Domestic cruises could resume in May
Domestic cruises in the UK could resume from 17 May, according to maritime minister Robert Courts. Under the current "roadmap" for easing lockdown restrictions, 17 May is the earliest date which could see foreign and domestic holidays resume.
MEDIA & ENTERTAINMENT
ITV riding high
ITV has released an update as profits for the year fell 39% to £325m, with revenues down 16% to £3.3bn. Chief executive Carolyn McCall noted “We are definitely seeing a recovery. Advertisers know there is a lot of pent-up demand from consumers, the ad market is looking strong and healthy.”
Vodafone masts float could raise €2.8bn
Vodafone’s planned initial public offering of its mobile masts business Vantage Towers later this month could raise some €2.8bn (£2.4bn). Bank of America, Morgan Stanley and UBS are to act as joint global coordinators on the float, with Barclays, Berenberg, BNP Paribas, Deutsche Bank, Goldman Sachs and Jefferies to act as joint bookrunners.
Video game firm sets record with Aim listing
Seattle-based video game company Tinybuild has become the largest ever US firm to list on the Alternative Investment Market, having raised gross proceeds of £154m from an oversubscribed listing after placing new and existing shares at 169p per share.

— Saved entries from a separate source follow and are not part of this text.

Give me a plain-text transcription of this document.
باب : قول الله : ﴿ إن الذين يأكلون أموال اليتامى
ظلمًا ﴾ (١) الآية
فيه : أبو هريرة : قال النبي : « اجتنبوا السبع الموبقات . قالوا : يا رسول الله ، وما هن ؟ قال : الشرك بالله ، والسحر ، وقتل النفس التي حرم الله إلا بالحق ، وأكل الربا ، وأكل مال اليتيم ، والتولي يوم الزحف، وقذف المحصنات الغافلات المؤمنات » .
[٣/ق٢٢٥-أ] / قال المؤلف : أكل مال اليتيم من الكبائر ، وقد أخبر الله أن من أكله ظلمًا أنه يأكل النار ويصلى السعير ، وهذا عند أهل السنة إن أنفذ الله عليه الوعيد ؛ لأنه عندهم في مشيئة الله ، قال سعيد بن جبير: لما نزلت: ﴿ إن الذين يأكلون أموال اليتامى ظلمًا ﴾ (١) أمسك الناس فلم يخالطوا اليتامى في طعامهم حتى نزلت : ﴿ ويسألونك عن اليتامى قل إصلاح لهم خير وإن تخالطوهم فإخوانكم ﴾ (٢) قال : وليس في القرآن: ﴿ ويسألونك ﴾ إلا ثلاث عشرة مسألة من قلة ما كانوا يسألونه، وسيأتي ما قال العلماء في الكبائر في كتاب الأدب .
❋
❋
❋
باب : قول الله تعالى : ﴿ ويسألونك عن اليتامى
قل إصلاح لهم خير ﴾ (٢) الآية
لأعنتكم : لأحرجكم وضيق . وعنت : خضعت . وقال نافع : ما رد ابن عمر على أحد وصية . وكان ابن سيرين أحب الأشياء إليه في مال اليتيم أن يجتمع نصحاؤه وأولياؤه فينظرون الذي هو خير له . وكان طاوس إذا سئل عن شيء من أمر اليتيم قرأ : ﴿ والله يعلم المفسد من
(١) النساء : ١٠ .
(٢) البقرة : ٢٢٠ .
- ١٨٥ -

CapCo sees Covent Garden estate value decline 27%
Capital & Counties’ Covent Garden estate saw its value fall by £692m last year. Chief executive Ian Hawksworth remarked: “There is a lot of optimism about the opportunity to take part in London’s recovery, and demand is beginning to grow from occupiers. We are optimistic that the enduring appeal of Covent Garden will drive a recovery of footfall and trade over the course of this year and next.”
Kingfisher to build-up DIY chain in Middle East
B&Q owner Kingfisher has announced plans to expand the DIY chain to the Middle East. Kingfisher said it had signed a franchise agreement with the Al-Futtaim Group, with the first Middle East stores to launch in Saudi Arabia. The first two 50,000 sq ft sites will open in autumn this year and will operate under the B&Q banner, with Al-Futtiam Group workers employed to run the in-store and support office functions.
OECD predicts UK GDP will rise 5.1% this year
UK GDP is now forecast to increase 5.1% this year and 4.7% in 2022, according to the Organisation for Economic Cooperation and Development (OECD). It said the recovery from the pandemic has been “faster than expected”, with global GDP now expected to grow 5.6% in 2021, up from a previous forecast of 4.2%. The OECD also said a stimulus bill from the US would also provide a boost to the country’s trading partners. But the Telegraph’s Ambrose Evans Pritchard says Joe Biden’s $1.9trn injection will run out of fizz after three months leaving the US economy looking at a short-term boom in the rear-view mirror.